British motorists waste over £1 billion a year, says Continental
Those of you happy to throw away £300 a year rejoice – according to research by Continental Tyres, there’s a good chance you’re doing this already courtesy of your driving style. Over the driving lifetime of a motorist this adds up to the equivalent of £18,000 (at today’s fuel prices), enough buy a new car. Across Britain, more than £1 billion a year is squandered through uneconomical driving. But Continental believes this needn’t be the case.
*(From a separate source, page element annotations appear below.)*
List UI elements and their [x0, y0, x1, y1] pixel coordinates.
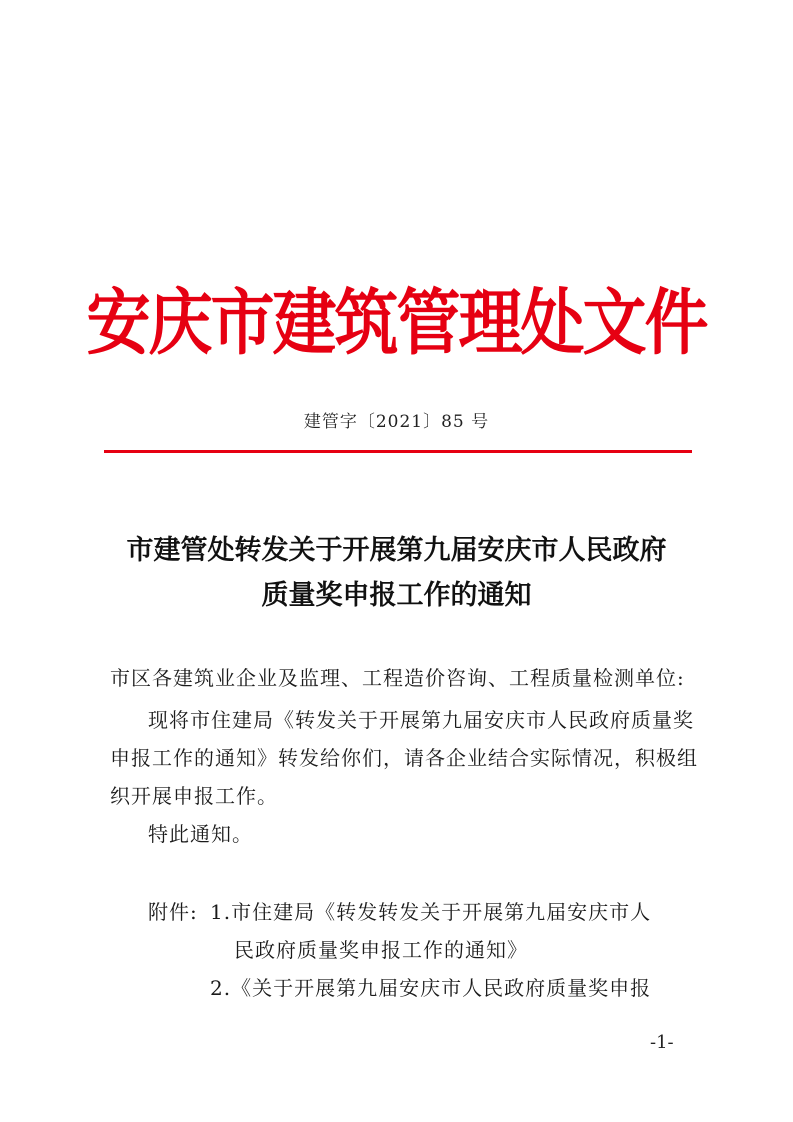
- closing-line: 特此通知。: [148, 822, 253, 846]
- document-title-line-1: 市建管处转发关于开展第九届安庆市人民政府: [126, 535, 667, 566]
- body-paragraph-line-2: 申报工作的通知》转发给你们，请各企业结合实际情况，积极组: [110, 746, 698, 770]
- page-number: -1-: [650, 1032, 674, 1053]
- red-separator-line: [104, 450, 692, 453]
- attachment-item-1-line-2: 民政府质量奖申报工作的通知》: [234, 938, 528, 962]
- document-title-line-2: 质量奖申报工作的通知: [261, 580, 532, 611]
- issuing-organization-header: 安庆市建筑管理处文件: [86, 281, 707, 366]
- document-number: 建管字〔2021〕85 号: [303, 412, 490, 432]
- attachment-label: 附件:: [148, 900, 198, 924]
- attachment-item-1-line-1: 1.市住建局《转发转发关于开展第九届安庆市人: [210, 900, 652, 924]
- addressee-line: 市区各建筑业企业及监理、工程造价咨询、工程质量检测单位:: [110, 666, 685, 690]
- attachment-item-2-line-1: 2.《关于开展第九届安庆市人民政府质量奖申报: [210, 976, 652, 1000]
- body-paragraph-line-1: 现将市住建局《转发关于开展第九届安庆市人民政府质量奖: [148, 708, 694, 732]
- body-paragraph-line-3: 织开展申报工作。: [110, 784, 278, 808]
Conti’s research found that despite the fact that nearly nine in ten people are concerned about the rising cost of fuel, 40 per cent of us admit to being ‘completely clueless’ when it comes to eco driving, which when adopted can save up to 20 per cent on fuel costs. “As fuel costs continue to rise, affordable motoring is a big concern. By making minor alterations to your driving technique and doing regular basic checks such as tyre pressure, motorists can save hundreds of pounds a year,” commented Tim Bailey, driving expert at Continental Tyres. “Our research also discovered that over two thirds of motorists are unaware that tyres are now made that improve fuel efficiency through lower rolling resistance.” Commenting on Conti’s products in this category, Bailey added: “At Continental we have developed a new tyre, the ContiEcoContact 5, tyre that can save three per cent on fuel and increase tyre mileage by 12 per cent.”
The survey also revealed that 50 per cent of people fear that further fuel increases will force them off the roads even though they rely on driving to get to work. This concern is influencing attitudes towards car purchasing; 56 per cent of survey respondents rated the environmental performance on a vehicle as an important consideration when buying a new car. A total of 78 per cent said they would consider buying a hybrid car, 71 per cent a bio-diesel and 61 per cent would consider purchasing an electric car. And for those of you still reliant on your traditional petrol or diesel vehicle, Continental Tyres offers the following eco driving tips:
Before you set off:
Check the pressure of your tyres regularly (every two weeks is recommended). The right tyre pressure means less rolling resistance – and therefore reduced fuel consumption and more environmentally friendly driving. Incorrect pressures can also increase tyre wear and reduced safety.
Get rid of unnecessary loads. This includes removing your roof rack whenever it is not needed – this alone can increase fuel consumption by up to 10 per cent higher. Empty roof boxes are also thirsty gas guzzlers – remove if you are not using them.
Think about whether a vehicle that you mainly use around town needs the spare tyre – a compressor with a tyre sealant (Continental recommends the l ContiComfortKit) is far lighter and saves room.
Make sure your tyres are properly aligned to reduce fuel usage and avoid uneven wear which can cause you to prematurely replace your tyres.
Plan unfamiliar journeys to reduce the chance of getting lost and check the traffic news before you go to avoid delays.
After starting your engine, set off immediately. Modern motors no longer need a warm-up phase. In winter, scrape the ice rather than leave the car running for a long period to clear the windscreen.
Always drive in the highest possible gear for the speed you are doing, but do not let the engine labour.
Drive within the speed limit – the faster you go the more fuel you use. Driving at 70mph uses up to nine per cent more fuel than at 60mph and up to 15 per cent more than at 50mph. Cruising at 80mph can use up to 25 per cent more fuel than at 70mph.
Avoid “racing starts” at traffic lights. Accelerate gradually and move up the gears quickly.
Drive with a little anticipation and with a little more distance to the vehicle ahead of you. This way you can avoid harsh braking. Your vehicle needs much more energy to start rolling again after slowing down.
Only turn on the air conditioning when really needed. In the summer, park in the shade or use a screen shade as this saves money on cooling down the car.
Heated front/rear windows and demister blowers all use energy so make sure they’re off when you don’t need them.